MENINDAKLANJUTI Instruksi Walikota Jayapura terbaru no 9 tahun 2021 dan Perda no. 3 tahun 2020, Tim Satgas Covid-19 Kota Jayapura melaksanakan operasi yustisi dengan melakukan penyekatan di dua titik yang berada di wilayah Kota Jayapura.

Operasi yustisi tersebut dipimpin langsung oleh Wakapolresta Jayapura Kota AKBP, Supraptono, didampingi Kasat Pol PP Mukshin Nengkeula, dan Kabab Ops AKP Langgeng Widodo dengan melibatkan 100 personil aparat gabungan.

Baca juga: Puluhan Pasien Isoman Di Jambi Direlokasi ke Rumah Isolasi Terkendali

Kegiatan operasi yustisi diawali dengan apel gabungan di Halaman Mapolresta Jayapura Kota dengan membagi dua tim pelaksanaan tugas yakni di wilayah Distrik Jayapura Selatan dan Distrik Abepura.

Supraptono mengatakan, malam ini satgas covid-19 kota Jayapura bidang penegakkan hukum kembali melakukan operasi yustisi guna menindaklanjuti instruksi walikota terbaru no 9 tahun 2021 dan Peraturan Daerah (Perda) no 3 tahun 2021 tentang pemberlakukan pembatasan kegiatan masyarakat (PPKM) level 4 di wilayah kota Jayapura serta penanganan dan pencegahan covid-19.
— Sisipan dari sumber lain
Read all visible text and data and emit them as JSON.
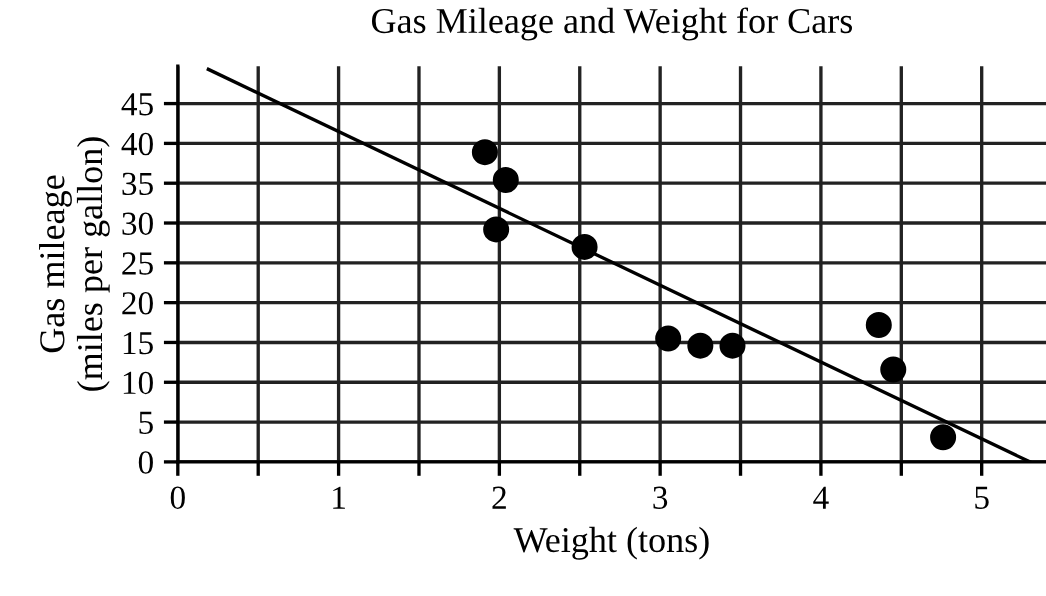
{
  "chart_data": {
    "type": "scatter",
    "title": "Gas Mileage and Weight for Cars",
    "xlabel": "Weight (tons)",
    "ylabel": "Gas mileage\n(miles per gallon)",
    "series": [
      {
        "marker": "circle",
        "color": "#000000",
        "x": [
          1.91,
          2.04,
          1.98,
          2.53,
          3.05,
          3.25,
          3.45,
          4.36,
          4.45,
          4.76
        ],
        "values": [
          38.9,
          35.4,
          29.2,
          27,
          15.5,
          14.6,
          14.6,
          17.2,
          11.6,
          3.1
        ]
      },
      {
        "type": "line",
        "color": "#000000",
        "x": [
          0.19,
          5.3
        ],
        "values": [
          49.3,
          0
        ]
      }
    ],
    "xlim": [
      0,
      5.4
    ],
    "ylim": [
      0,
      49.7
    ],
    "xticks": [
      0,
      {
        "value": 0.5,
        "label": null
      },
      1,
      {
        "value": 1.5,
        "label": null
      },
      2,
      {
        "value": 2.5,
        "label": null
      },
      3,
      {
        "value": 3.5,
        "label": null
      },
      4,
      {
        "value": 4.5,
        "label": null
      },
      5
    ],
    "yticks": [
      0,
      5,
      10,
      15,
      20,
      25,
      30,
      35,
      40,
      45
    ],
    "grid": true
  }
}
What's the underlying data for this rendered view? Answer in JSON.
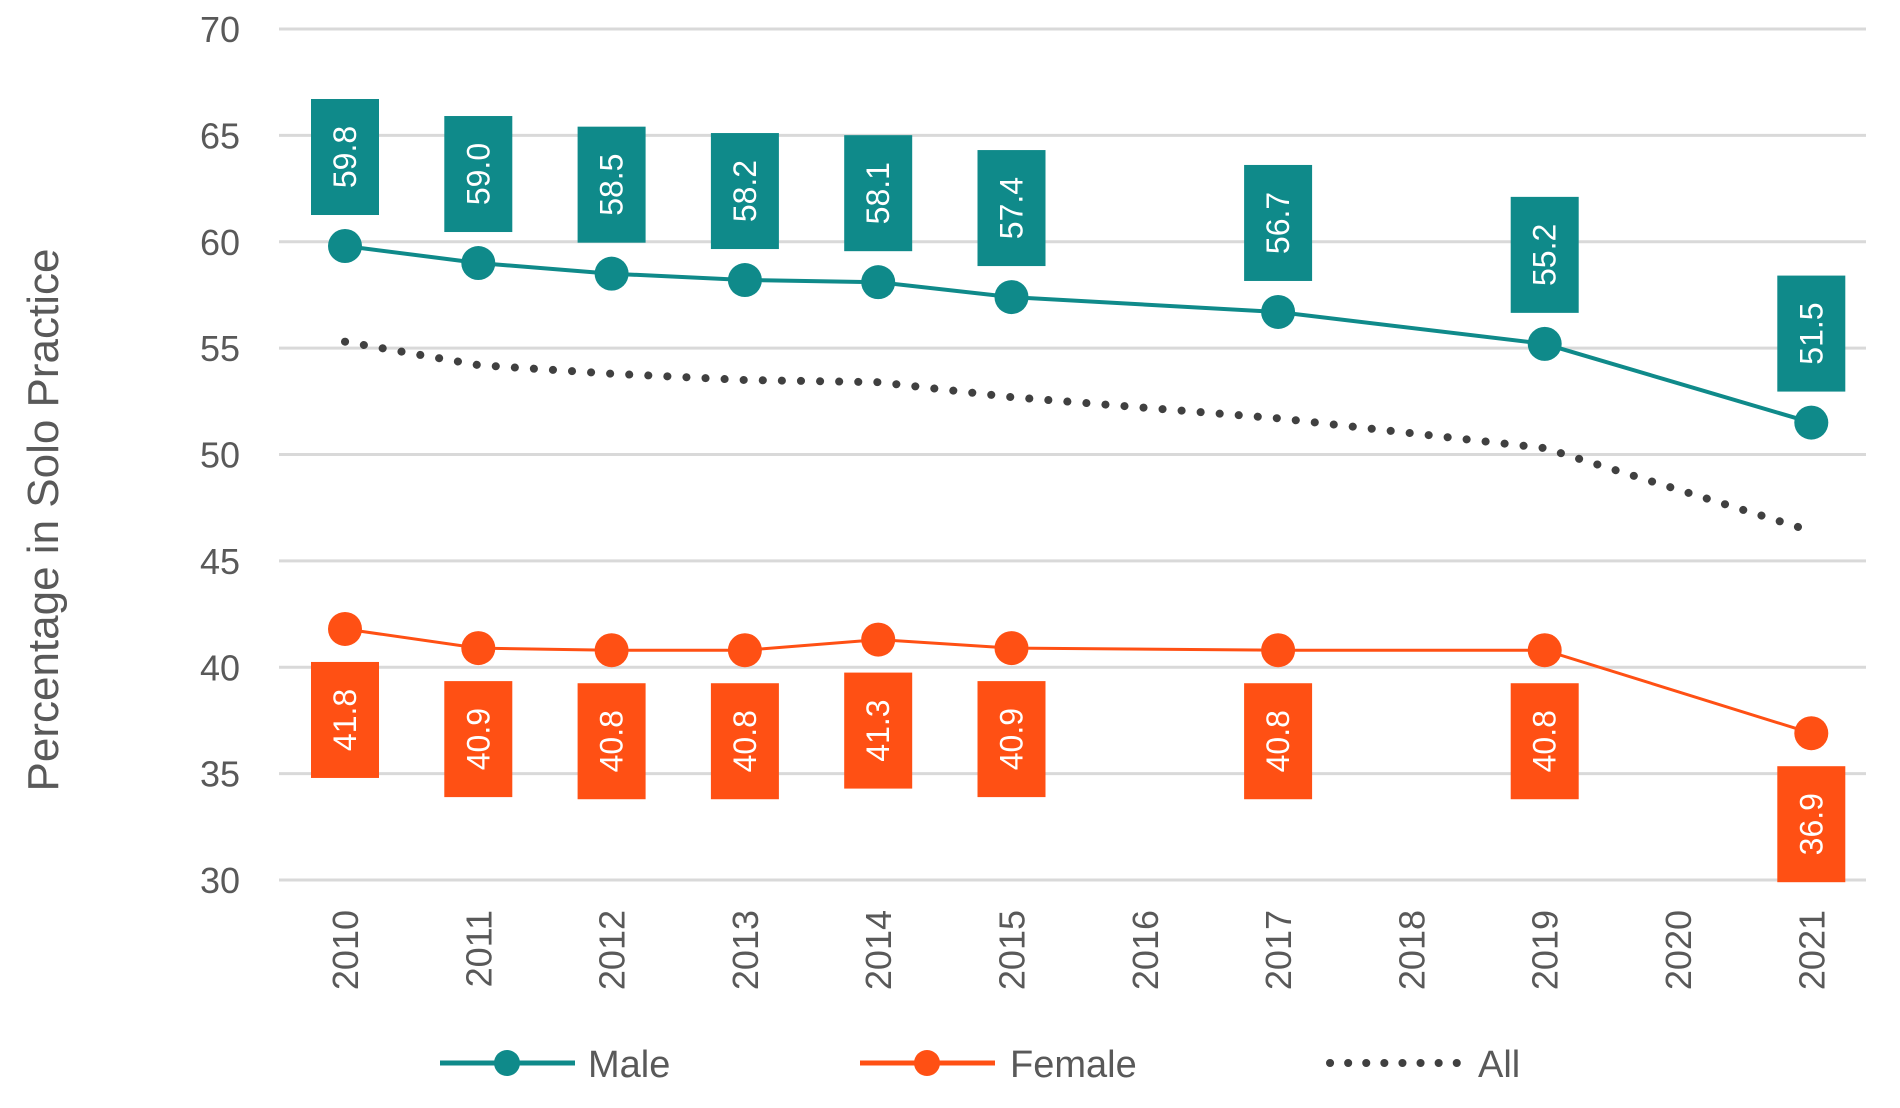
{
  "chart_data": {
    "type": "line",
    "title": "",
    "xlabel": "",
    "ylabel": "Percentage in Solo Practice",
    "ylim": [
      30,
      70
    ],
    "yticks": [
      30,
      35,
      40,
      45,
      50,
      55,
      60,
      65,
      70
    ],
    "grid": true,
    "categories": [
      "2010",
      "2011",
      "2012",
      "2013",
      "2014",
      "2015",
      "2016",
      "2017",
      "2018",
      "2019",
      "2020",
      "2021"
    ],
    "series": [
      {
        "name": "Male",
        "color": "#0F8A8A",
        "style": "solid-markers",
        "x": [
          "2010",
          "2011",
          "2012",
          "2013",
          "2014",
          "2015",
          "2017",
          "2019",
          "2021"
        ],
        "values": [
          59.8,
          59.0,
          58.5,
          58.2,
          58.1,
          57.4,
          56.7,
          55.2,
          51.5
        ],
        "labels": [
          "59.8",
          "59.0",
          "58.5",
          "58.2",
          "58.1",
          "57.4",
          "56.7",
          "55.2",
          "51.5"
        ]
      },
      {
        "name": "Female",
        "color": "#FF5014",
        "style": "solid-markers",
        "x": [
          "2010",
          "2011",
          "2012",
          "2013",
          "2014",
          "2015",
          "2017",
          "2019",
          "2021"
        ],
        "values": [
          41.8,
          40.9,
          40.8,
          40.8,
          41.3,
          40.9,
          40.8,
          40.8,
          36.9
        ],
        "labels": [
          "41.8",
          "40.9",
          "40.8",
          "40.8",
          "41.3",
          "40.9",
          "40.8",
          "40.8",
          "36.9"
        ]
      },
      {
        "name": "All",
        "color": "#404040",
        "style": "dotted",
        "x": [
          "2010",
          "2011",
          "2012",
          "2013",
          "2014",
          "2015",
          "2017",
          "2019",
          "2021"
        ],
        "values": [
          55.3,
          54.2,
          53.8,
          53.5,
          53.4,
          52.7,
          51.7,
          50.3,
          46.4
        ]
      }
    ],
    "legend": {
      "position": "bottom",
      "entries": [
        "Male",
        "Female",
        "All"
      ]
    }
  }
}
“Di mana dalam operasi yustisi ini dilakukan dengan metode penyekatan secara mikro di daerah-daerah khusus yang padat kerumunan dan masyarakat yang masih beraktivitas di atas waktu yang telah ditentukan pemerintah,” kata Supraptono dalam keterangannya, Kamis (5/8).

Sementara itu ada dua titik yang dilakukan penyekatan yakni sepanjang jalan Kelapa Dua Entrop Distrik Jayapura Selatan dan jalan baru Distrik Abepura.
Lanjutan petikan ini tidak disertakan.